In expressing these concerns to one of my teachers, she suggested to me that I look to get involved in the fashion industry, in which she knew I held serious interest, and informed me that there was a designer worked a few blocks away from the school. Wasting no time, I searched the address of the studio and decided to spend that day’s free period harnessing what would be my new dream internship. I walked straight up to the stairs, knocked on the door, asked if internships were offered, and if so, how I could get one. I was greeted by the both popular and famous Morelia Cuevas, daughter of the legendary designer Manuel, who told me that although interns usually were required to be at least 21, I should set up an interview and try my luck anyway. Two weeks later, I became both the newest and youngest intern at Manuel Couture American Designs.
Though at the time I began I didn’t know much about clothing-construction or Manuel himself, I quickly learned. Immediately, I was thrust into the operation, and spent my first day putting thousands of rhinestones on a shirt for country-music singer Marty Stuart and listening to Manuel tell stories about memories of his good friend “John”. By the end of the first month of my internship, I had answered not a single telephone nor gone to get a single cup of coffee—I had, however, learned how to apply rhinestones, weave leather, sew a hem by-hand, and create typical western-wear arrow embroideries. I also learned that the infamous “John” I had now heard so many stories about was in fact both Manuel’s dear friend and the Man-in-Black himself, Johnny Cash.

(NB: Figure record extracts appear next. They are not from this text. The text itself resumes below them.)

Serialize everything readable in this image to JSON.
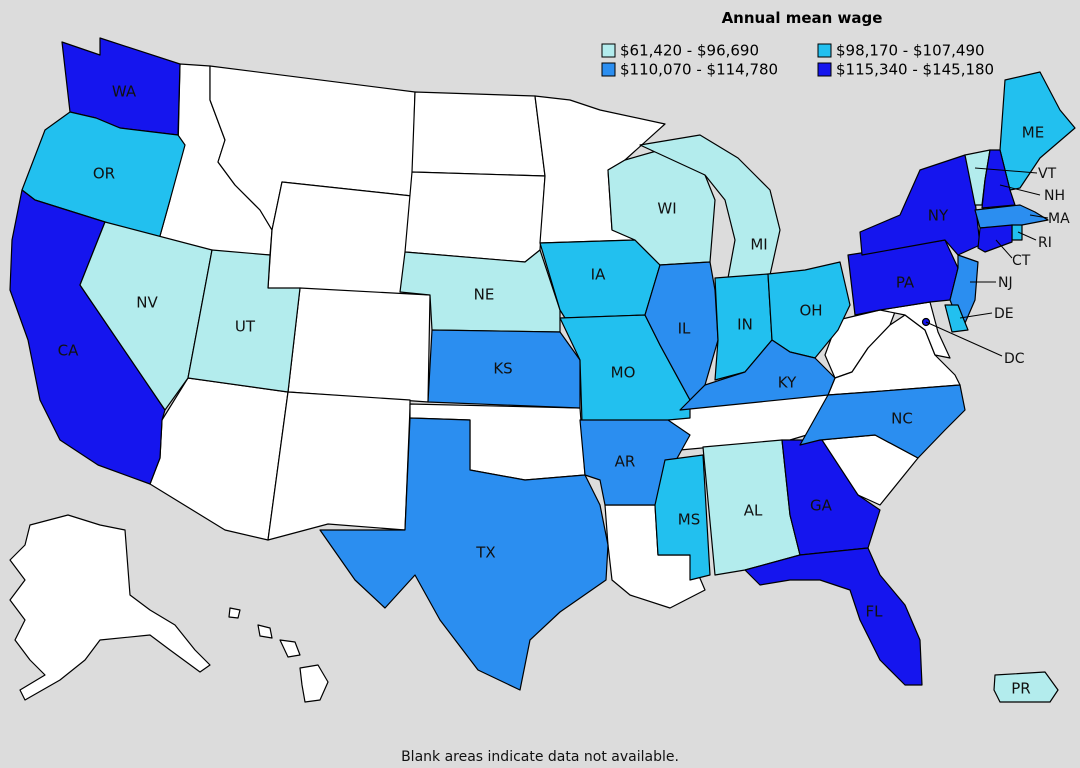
{
  "title": "Annual mean wage",
  "note": "Blank areas indicate data not available.",
  "legend": [
    {
      "label": "$61,420 - $96,690",
      "color": "#b3eced"
    },
    {
      "label": "$98,170 - $107,490",
      "color": "#22c0ef"
    },
    {
      "label": "$110,070 - $114,780",
      "color": "#2b8ef0"
    },
    {
      "label": "$115,340 - $145,180",
      "color": "#1515ee"
    }
  ],
  "no_data_color": "#ffffff",
  "states": [
    {
      "abbr": "WA",
      "bin": 3
    },
    {
      "abbr": "OR",
      "bin": 1
    },
    {
      "abbr": "CA",
      "bin": 3
    },
    {
      "abbr": "NV",
      "bin": 0
    },
    {
      "abbr": "UT",
      "bin": 0
    },
    {
      "abbr": "NE",
      "bin": 0
    },
    {
      "abbr": "KS",
      "bin": 2
    },
    {
      "abbr": "TX",
      "bin": 2
    },
    {
      "abbr": "IA",
      "bin": 1
    },
    {
      "abbr": "MO",
      "bin": 1
    },
    {
      "abbr": "AR",
      "bin": 2
    },
    {
      "abbr": "WI",
      "bin": 0
    },
    {
      "abbr": "IL",
      "bin": 2
    },
    {
      "abbr": "MS",
      "bin": 1
    },
    {
      "abbr": "MI",
      "bin": 0
    },
    {
      "abbr": "IN",
      "bin": 1
    },
    {
      "abbr": "AL",
      "bin": 0
    },
    {
      "abbr": "OH",
      "bin": 1
    },
    {
      "abbr": "KY",
      "bin": 2
    },
    {
      "abbr": "GA",
      "bin": 3
    },
    {
      "abbr": "FL",
      "bin": 3
    },
    {
      "abbr": "NC",
      "bin": 2
    },
    {
      "abbr": "PA",
      "bin": 3
    },
    {
      "abbr": "NY",
      "bin": 3
    },
    {
      "abbr": "ME",
      "bin": 1
    },
    {
      "abbr": "VT",
      "bin": 0
    },
    {
      "abbr": "NH",
      "bin": 3
    },
    {
      "abbr": "MA",
      "bin": 2
    },
    {
      "abbr": "RI",
      "bin": 1
    },
    {
      "abbr": "CT",
      "bin": 3
    },
    {
      "abbr": "NJ",
      "bin": 2
    },
    {
      "abbr": "DE",
      "bin": 1
    },
    {
      "abbr": "DC",
      "bin": 3
    },
    {
      "abbr": "PR",
      "bin": 0
    }
  ]
}
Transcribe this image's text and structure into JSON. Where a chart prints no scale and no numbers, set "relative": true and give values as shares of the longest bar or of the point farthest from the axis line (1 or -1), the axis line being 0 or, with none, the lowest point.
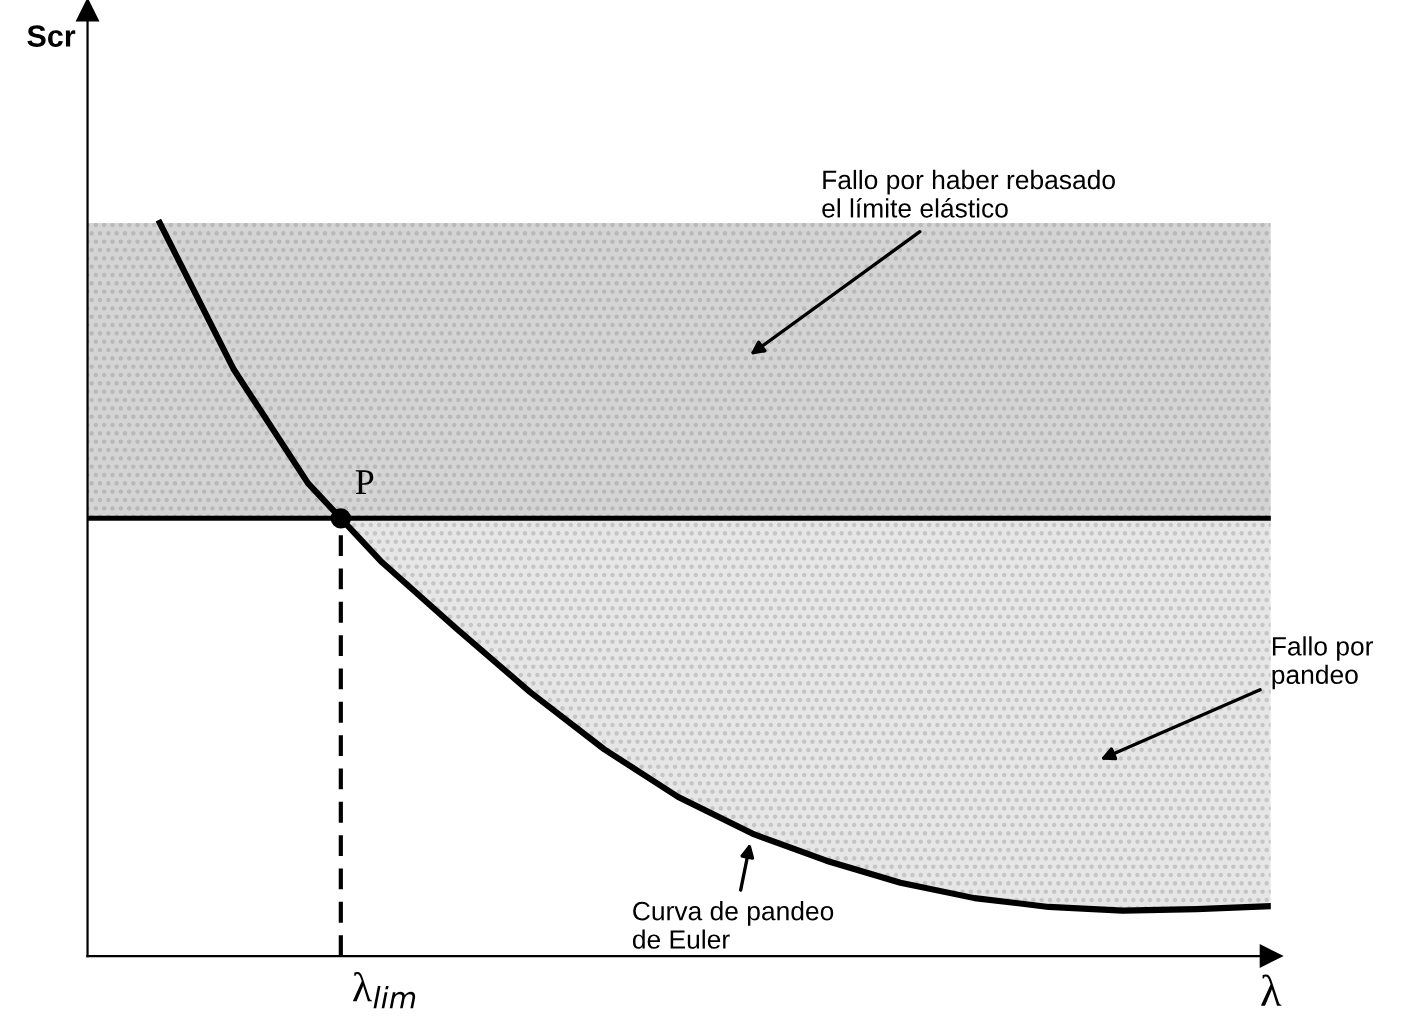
{
  "chart_data": {
    "type": "line",
    "relative": true,
    "xlabel": "λ",
    "categories": [
      null,
      null,
      null,
      null,
      null,
      null,
      null,
      null,
      null,
      null,
      null,
      null,
      null,
      null,
      null,
      null
    ],
    "series": [
      {
        "color": "#000000",
        "values": [
          1.0,
          0.8,
          0.645,
          0.537,
          0.447,
          0.36,
          0.282,
          0.217,
          0.167,
          0.13,
          0.1,
          0.079,
          0.067,
          0.062,
          0.064,
          0.068
        ]
      }
    ],
    "ref_lines": [
      {
        "axis": "y",
        "value": 0.597,
        "color": "#000000"
      }
    ],
    "bands": [
      {
        "axis": "y",
        "from": 0.597,
        "to": 1.0,
        "color": "#d4d4d4"
      }
    ],
    "annotations": [
      "Fallo por haber rebasado\nel límite elástico",
      "Fallo por\npandeo",
      "Curva de pandeo\nde Euler",
      "P",
      "λ$_{lim}$",
      "Scr"
    ]
  }
}
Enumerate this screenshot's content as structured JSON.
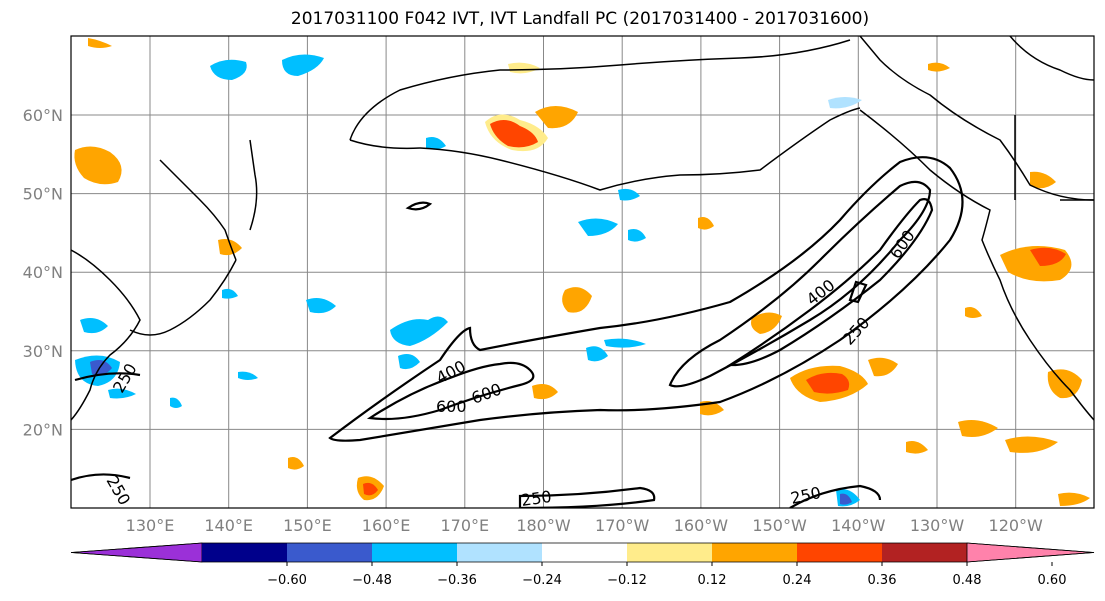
{
  "title": "2017031100 F042 IVT, IVT Landfall PC (2017031400 - 2017031600)",
  "x_ticks": [
    "130°E",
    "140°E",
    "150°E",
    "160°E",
    "170°E",
    "180°W",
    "170°W",
    "160°W",
    "150°W",
    "140°W",
    "130°W",
    "120°W"
  ],
  "y_ticks": [
    "60°N",
    "50°N",
    "40°N",
    "30°N",
    "20°N"
  ],
  "colorbar": {
    "colors": [
      "#9b30d8",
      "#00008b",
      "#3a5acd",
      "#00bfff",
      "#b0e2ff",
      "#ffffff",
      "#ffec8b",
      "#ffa500",
      "#ff4500",
      "#b22222",
      "#ff82ab"
    ],
    "labels": [
      "-0.60",
      "-0.48",
      "-0.36",
      "-0.24",
      "-0.12",
      "0.12",
      "0.24",
      "0.36",
      "0.48",
      "0.60"
    ]
  },
  "contour_labels": [
    {
      "text": "400"
    },
    {
      "text": "600"
    },
    {
      "text": "600"
    },
    {
      "text": "400"
    },
    {
      "text": "600"
    },
    {
      "text": "250"
    },
    {
      "text": "250"
    },
    {
      "text": "250"
    },
    {
      "text": "250"
    },
    {
      "text": "250"
    }
  ]
}
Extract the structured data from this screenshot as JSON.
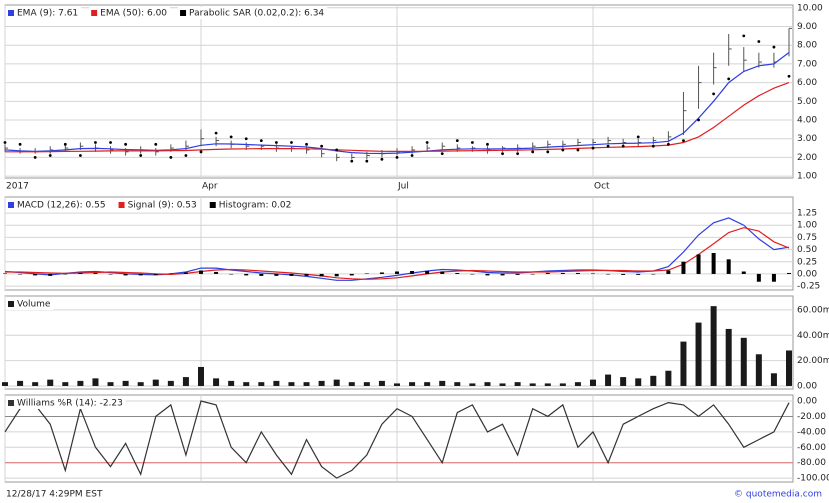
{
  "chart_data": [
    {
      "type": "ohlc",
      "categories": [
        "2017",
        null,
        null,
        null,
        null,
        null,
        null,
        null,
        null,
        null,
        null,
        null,
        null,
        "Apr",
        null,
        null,
        null,
        null,
        null,
        null,
        null,
        null,
        null,
        null,
        null,
        null,
        "Jul",
        null,
        null,
        null,
        null,
        null,
        null,
        null,
        null,
        null,
        null,
        null,
        null,
        "Oct",
        null,
        null,
        null,
        null,
        null,
        null,
        null,
        null,
        null,
        null,
        null,
        null,
        null
      ],
      "high": [
        2.7,
        2.5,
        2.5,
        2.6,
        2.7,
        2.8,
        2.7,
        2.6,
        2.5,
        2.6,
        2.5,
        2.7,
        2.9,
        3.5,
        3.1,
        2.9,
        2.8,
        2.7,
        2.7,
        2.6,
        2.6,
        2.4,
        2.2,
        2.2,
        2.3,
        2.4,
        2.5,
        2.6,
        2.7,
        2.8,
        2.7,
        2.6,
        2.6,
        2.6,
        2.7,
        2.8,
        2.9,
        2.9,
        3.0,
        3.0,
        3.1,
        3.0,
        3.0,
        3.1,
        3.4,
        5.5,
        6.9,
        7.6,
        8.6,
        7.9,
        7.6,
        7.6,
        8.9
      ],
      "low": [
        2.3,
        2.2,
        2.2,
        2.2,
        2.3,
        2.4,
        2.3,
        2.2,
        2.1,
        2.2,
        2.1,
        2.3,
        2.4,
        2.6,
        2.6,
        2.5,
        2.4,
        2.4,
        2.3,
        2.3,
        2.2,
        2.0,
        1.8,
        1.9,
        1.9,
        2.0,
        2.1,
        2.2,
        2.3,
        2.4,
        2.3,
        2.3,
        2.2,
        2.3,
        2.3,
        2.4,
        2.5,
        2.5,
        2.6,
        2.6,
        2.7,
        2.6,
        2.6,
        2.7,
        2.8,
        3.2,
        4.6,
        5.9,
        6.9,
        6.6,
        6.8,
        6.8,
        7.4
      ],
      "close": [
        2.5,
        2.3,
        2.3,
        2.4,
        2.5,
        2.6,
        2.5,
        2.4,
        2.3,
        2.4,
        2.3,
        2.5,
        2.6,
        3.0,
        2.9,
        2.7,
        2.6,
        2.6,
        2.5,
        2.5,
        2.4,
        2.2,
        2.0,
        2.0,
        2.1,
        2.2,
        2.3,
        2.4,
        2.5,
        2.6,
        2.5,
        2.5,
        2.4,
        2.5,
        2.5,
        2.6,
        2.7,
        2.7,
        2.8,
        2.8,
        2.9,
        2.8,
        2.8,
        2.9,
        3.1,
        4.5,
        6.0,
        6.8,
        7.8,
        7.2,
        7.1,
        7.1,
        8.9
      ],
      "bar_color": "#555555",
      "series": [
        {
          "name": "EMA (9): 7.61",
          "color": "#2f3fe0",
          "values": [
            2.4,
            2.35,
            2.33,
            2.35,
            2.4,
            2.47,
            2.48,
            2.46,
            2.42,
            2.41,
            2.38,
            2.41,
            2.47,
            2.65,
            2.73,
            2.72,
            2.69,
            2.66,
            2.63,
            2.6,
            2.56,
            2.47,
            2.35,
            2.26,
            2.22,
            2.21,
            2.23,
            2.28,
            2.34,
            2.41,
            2.44,
            2.46,
            2.45,
            2.46,
            2.47,
            2.5,
            2.55,
            2.59,
            2.64,
            2.68,
            2.73,
            2.75,
            2.76,
            2.79,
            2.86,
            3.3,
            4.1,
            5.0,
            6.0,
            6.6,
            6.9,
            7.0,
            7.61
          ]
        },
        {
          "name": "EMA (50): 6.00",
          "color": "#e02020",
          "values": [
            2.3,
            2.3,
            2.3,
            2.31,
            2.32,
            2.33,
            2.34,
            2.35,
            2.35,
            2.35,
            2.35,
            2.36,
            2.37,
            2.4,
            2.43,
            2.45,
            2.46,
            2.47,
            2.47,
            2.47,
            2.46,
            2.44,
            2.41,
            2.38,
            2.35,
            2.33,
            2.32,
            2.32,
            2.33,
            2.34,
            2.35,
            2.36,
            2.37,
            2.38,
            2.39,
            2.41,
            2.43,
            2.45,
            2.48,
            2.51,
            2.54,
            2.56,
            2.58,
            2.61,
            2.66,
            2.8,
            3.1,
            3.6,
            4.2,
            4.8,
            5.3,
            5.7,
            6.0
          ]
        },
        {
          "name": "Parabolic SAR (0.02,0.2): 6.34",
          "color": "#000000",
          "style": "dots",
          "values": [
            2.8,
            2.7,
            2.0,
            2.1,
            2.7,
            2.1,
            2.8,
            2.8,
            2.7,
            2.1,
            2.7,
            2.0,
            2.1,
            2.3,
            3.3,
            3.1,
            3.0,
            2.9,
            2.8,
            2.8,
            2.7,
            2.6,
            2.4,
            1.8,
            1.8,
            1.9,
            2.0,
            2.1,
            2.8,
            2.2,
            2.9,
            2.8,
            2.7,
            2.2,
            2.2,
            2.3,
            2.3,
            2.4,
            2.4,
            2.5,
            2.6,
            2.6,
            3.1,
            2.6,
            2.7,
            2.9,
            4.0,
            5.4,
            6.2,
            8.5,
            8.2,
            7.9,
            6.34
          ]
        }
      ],
      "ylim": [
        0.9,
        10.15
      ],
      "yticks": [
        {
          "value": 1,
          "label": "1.00"
        },
        {
          "value": 2,
          "label": "2.00"
        },
        {
          "value": 3,
          "label": "3.00"
        },
        {
          "value": 4,
          "label": "4.00"
        },
        {
          "value": 5,
          "label": "5.00"
        },
        {
          "value": 6,
          "label": "6.00"
        },
        {
          "value": 7,
          "label": "7.00"
        },
        {
          "value": 8,
          "label": "8.00"
        },
        {
          "value": 9,
          "label": "9.00"
        },
        {
          "value": 10,
          "label": "10.00"
        }
      ],
      "grid": true
    },
    {
      "type": "line",
      "series": [
        {
          "name": "MACD (12,26): 0.55",
          "color": "#2f3fe0",
          "values": [
            0.05,
            0.03,
            0.0,
            -0.02,
            0.01,
            0.04,
            0.05,
            0.03,
            0.0,
            -0.01,
            -0.02,
            0.0,
            0.04,
            0.12,
            0.12,
            0.08,
            0.05,
            0.02,
            0.0,
            -0.02,
            -0.05,
            -0.09,
            -0.13,
            -0.13,
            -0.1,
            -0.07,
            -0.03,
            0.02,
            0.06,
            0.09,
            0.08,
            0.06,
            0.03,
            0.02,
            0.02,
            0.04,
            0.06,
            0.07,
            0.08,
            0.08,
            0.07,
            0.05,
            0.04,
            0.06,
            0.15,
            0.45,
            0.8,
            1.05,
            1.15,
            1.0,
            0.72,
            0.5,
            0.55
          ]
        },
        {
          "name": "Signal (9): 0.53",
          "color": "#e02020",
          "values": [
            0.04,
            0.04,
            0.03,
            0.02,
            0.01,
            0.02,
            0.03,
            0.04,
            0.03,
            0.02,
            0.0,
            -0.01,
            0.01,
            0.05,
            0.08,
            0.09,
            0.08,
            0.06,
            0.04,
            0.02,
            -0.01,
            -0.04,
            -0.08,
            -0.1,
            -0.11,
            -0.1,
            -0.08,
            -0.04,
            0.0,
            0.04,
            0.06,
            0.07,
            0.06,
            0.05,
            0.04,
            0.04,
            0.04,
            0.05,
            0.06,
            0.07,
            0.07,
            0.07,
            0.06,
            0.06,
            0.08,
            0.2,
            0.4,
            0.62,
            0.85,
            0.95,
            0.88,
            0.66,
            0.53
          ]
        },
        {
          "name": "Histogram: 0.02",
          "color": "#000000",
          "style": "bars",
          "values": [
            0.01,
            -0.01,
            -0.03,
            -0.04,
            0.0,
            0.02,
            0.02,
            -0.01,
            -0.03,
            -0.03,
            -0.02,
            0.01,
            0.03,
            0.07,
            0.04,
            -0.01,
            -0.03,
            -0.04,
            -0.04,
            -0.04,
            -0.04,
            -0.05,
            -0.05,
            -0.03,
            0.01,
            0.03,
            0.05,
            0.06,
            0.06,
            0.05,
            0.02,
            -0.01,
            -0.03,
            -0.03,
            -0.02,
            0.0,
            0.02,
            0.02,
            0.02,
            0.01,
            0.0,
            -0.02,
            -0.02,
            0.0,
            0.07,
            0.25,
            0.4,
            0.43,
            0.3,
            0.05,
            -0.16,
            -0.16,
            0.02
          ]
        }
      ],
      "ylim": [
        -0.33,
        1.58
      ],
      "yticks": [
        {
          "value": -0.25,
          "label": "-0.25"
        },
        {
          "value": 0,
          "label": "0.00"
        },
        {
          "value": 0.25,
          "label": "0.25"
        },
        {
          "value": 0.5,
          "label": "0.50"
        },
        {
          "value": 0.75,
          "label": "0.75"
        },
        {
          "value": 1,
          "label": "1.00"
        },
        {
          "value": 1.25,
          "label": "1.25"
        }
      ],
      "grid": true
    },
    {
      "type": "bar",
      "title": "Volume",
      "color": "#1a1a1a",
      "values": [
        3,
        4,
        3,
        5,
        3,
        4,
        6,
        3,
        4,
        3,
        5,
        4,
        7,
        15,
        6,
        4,
        3,
        3,
        4,
        3,
        3,
        4,
        5,
        3,
        3,
        4,
        2,
        3,
        3,
        4,
        3,
        2,
        3,
        2,
        3,
        2,
        2,
        2,
        3,
        5,
        9,
        7,
        6,
        8,
        12,
        35,
        50,
        63,
        45,
        38,
        25,
        10,
        28
      ],
      "ylim": [
        -2.4,
        71
      ],
      "yticks": [
        {
          "value": 0,
          "label": "0.00"
        },
        {
          "value": 20,
          "label": "20.00m"
        },
        {
          "value": 40,
          "label": "40.00m"
        },
        {
          "value": 60,
          "label": "60.00m"
        }
      ],
      "grid": true
    },
    {
      "type": "line",
      "series": [
        {
          "name": "Williams %R (14): -2.23",
          "color": "#333333",
          "values": [
            -40,
            -10,
            -5,
            -30,
            -90,
            -10,
            -60,
            -85,
            -55,
            -95,
            -20,
            -5,
            -70,
            0,
            -5,
            -60,
            -80,
            -40,
            -70,
            -95,
            -50,
            -85,
            -100,
            -90,
            -70,
            -30,
            -10,
            -20,
            -50,
            -80,
            -15,
            -5,
            -40,
            -30,
            -70,
            -10,
            -20,
            -5,
            -60,
            -40,
            -80,
            -30,
            -20,
            -10,
            -2,
            -5,
            -20,
            -5,
            -30,
            -60,
            -50,
            -40,
            -2.23
          ]
        }
      ],
      "levels": [
        {
          "value": -20,
          "color": "#888888"
        },
        {
          "value": -80,
          "color": "#e07070"
        }
      ],
      "ylim": [
        -105,
        7.8
      ],
      "yticks": [
        {
          "value": -100,
          "label": "-100.00"
        },
        {
          "value": -80,
          "label": "-80.00"
        },
        {
          "value": -60,
          "label": "-60.00"
        },
        {
          "value": -40,
          "label": "-40.00"
        },
        {
          "value": -20,
          "label": "-20.00"
        },
        {
          "value": 0,
          "label": "0.00"
        }
      ],
      "grid": true
    }
  ],
  "footer": {
    "timestamp": "12/28/17 4:29PM EST",
    "source": "© quotemedia.com"
  }
}
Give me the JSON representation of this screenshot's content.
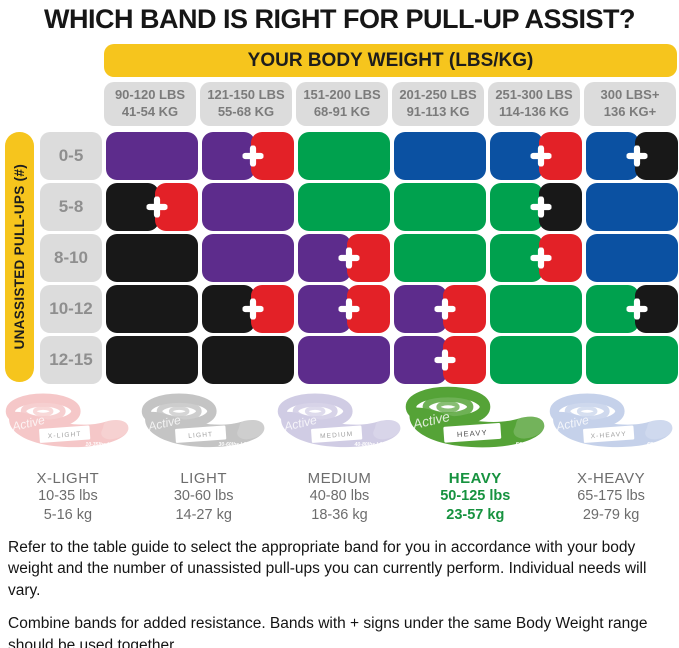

Now, as a senior, I’ve spent nearly a year and a half interning with Manuel. Of all the knowledge I’ve gained about both production of clothing as well as the business of fashion in general, I feel that the most valuable knowledge I’ve gained is what I’ve learned about myself. I’ve realized that no one else can achieve my goals for me, and that if I want something for myself it is up to me alone to seek it out and attain it…and, of course, put a few rhinestones on it.